La separazione era stata annunciata oltre un anno fa e rientra nel piano di ristrutturazione del gruppo anglo-olandese, che punta a diventare "un'azienda più semplice e più focalizzata". Unilever, che continuerà a detenere il 19,9% del capitale, sostiene che la divisione gelati - 7,9 miliardi di fatturato nel 2023 - possa rendere di più da sola. È un'ipotesi che il nuovo management dovrà dimostrare in un contesto in cui i consumatori si orientano verso cibi a minor contenuto di zuccheri. "La sensazione è che le persone si stiano concentrando su stili di vita più salutari", ha osservato Jack Martin di Oberon Investments, ricordando che i farmaci dimagranti Glp-1 stanno già modificando i comportamenti d'acquisto.

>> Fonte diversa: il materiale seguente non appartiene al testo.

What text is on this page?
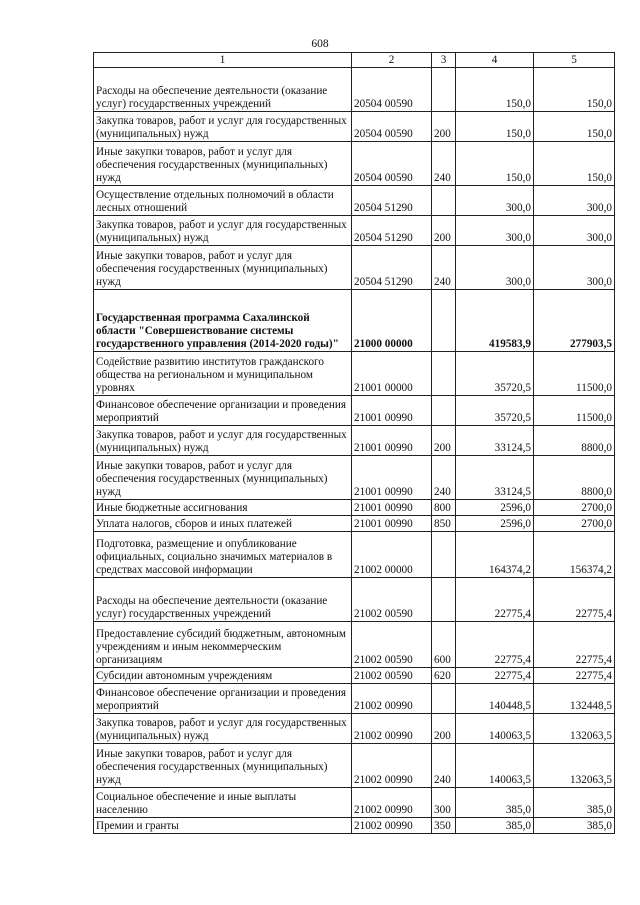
608
1	2	3	4	5
Расходы на обеспечение деятельности (оказание услуг) государственных учреждений	20504 00590		150,0	150,0
Закупка товаров, работ и услуг для государственных (муниципальных) нужд	20504 00590	200	150,0	150,0
Иные закупки товаров, работ и услуг для обеспечения государственных (муниципальных) нужд	20504 00590	240	150,0	150,0
Осуществление отдельных полномочий в области лесных отношений	20504 51290		300,0	300,0
Закупка товаров, работ и услуг для государственных (муниципальных) нужд	20504 51290	200	300,0	300,0
Иные закупки товаров, работ и услуг для обеспечения государственных (муниципальных) нужд	20504 51290	240	300,0	300,0
Государственная программа Сахалинской области "Совершенствование системы государственного управления (2014-2020 годы)"	21000 00000		419583,9	277903,5
Содействие развитию институтов гражданского общества на региональном и муниципальном уровнях	21001 00000		35720,5	11500,0
Финансовое обеспечение организации и проведения мероприятий	21001 00990		35720,5	11500,0
Закупка товаров, работ и услуг для государственных (муниципальных) нужд	21001 00990	200	33124,5	8800,0
Иные закупки товаров, работ и услуг для обеспечения государственных (муниципальных) нужд	21001 00990	240	33124,5	8800,0
Иные бюджетные ассигнования	21001 00990	800	2596,0	2700,0
Уплата налогов, сборов и иных платежей	21001 00990	850	2596,0	2700,0
Подготовка, размещение и опубликование официальных, социально значимых материалов в средствах массовой информации	21002 00000		164374,2	156374,2
Расходы на обеспечение деятельности (оказание услуг) государственных учреждений	21002 00590		22775,4	22775,4
Предоставление субсидий бюджетным, автономным учреждениям и иным некоммерческим организациям	21002 00590	600	22775,4	22775,4
Субсидии автономным учреждениям	21002 00590	620	22775,4	22775,4
Финансовое обеспечение организации и проведения мероприятий	21002 00990		140448,5	132448,5
Закупка товаров, работ и услуг для государственных (муниципальных) нужд	21002 00990	200	140063,5	132063,5
Иные закупки товаров, работ и услуг для обеспечения государственных (муниципальных) нужд	21002 00990	240	140063,5	132063,5
Социальное обеспечение и иные выплаты населению	21002 00990	300	385,0	385,0
Премии и гранты	21002 00990	350	385,0	385,0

Il Ceo Peter ter Kulve, brandendo al debutto una maxi-replica del celebre stecco, ha assicurato che l'azienda sarà "più agile, più concentrata e più ambiziosa che mai" ora che è autonoma. E la nuova fase, ha aggiunto, servirà a "creare nuove occasioni", perché "la vita ha un sapore migliore con il gelato". Ma il mercato, al di là dell'entusiasmo, resta cauto: l'assenza di dividendi nel 2026, i costi di separazione e l'esclusione iniziale dagli indici pesano sulle valutazioni, mentre gli analisti ricordano che Magnum eredita, oltre ad Algida, anche dossier sensibili come il rapporto teso con Ben & Jerry's. Un ulteriore banco di prova riguarda la concorrenza: Froneri, partecipata da Pai Partners e Nestlé, è stata valutata 15 miliardi solo pochi mesi fa.
Un divario che, secondo diversi analisti, riflette uno sconto significativo sulle prospettive di Magnum, ma che potrebbe trasformarsi in un vantaggio se il gruppo saprà convincere la comunità finanziaria della solidità del suo posizionamento globale.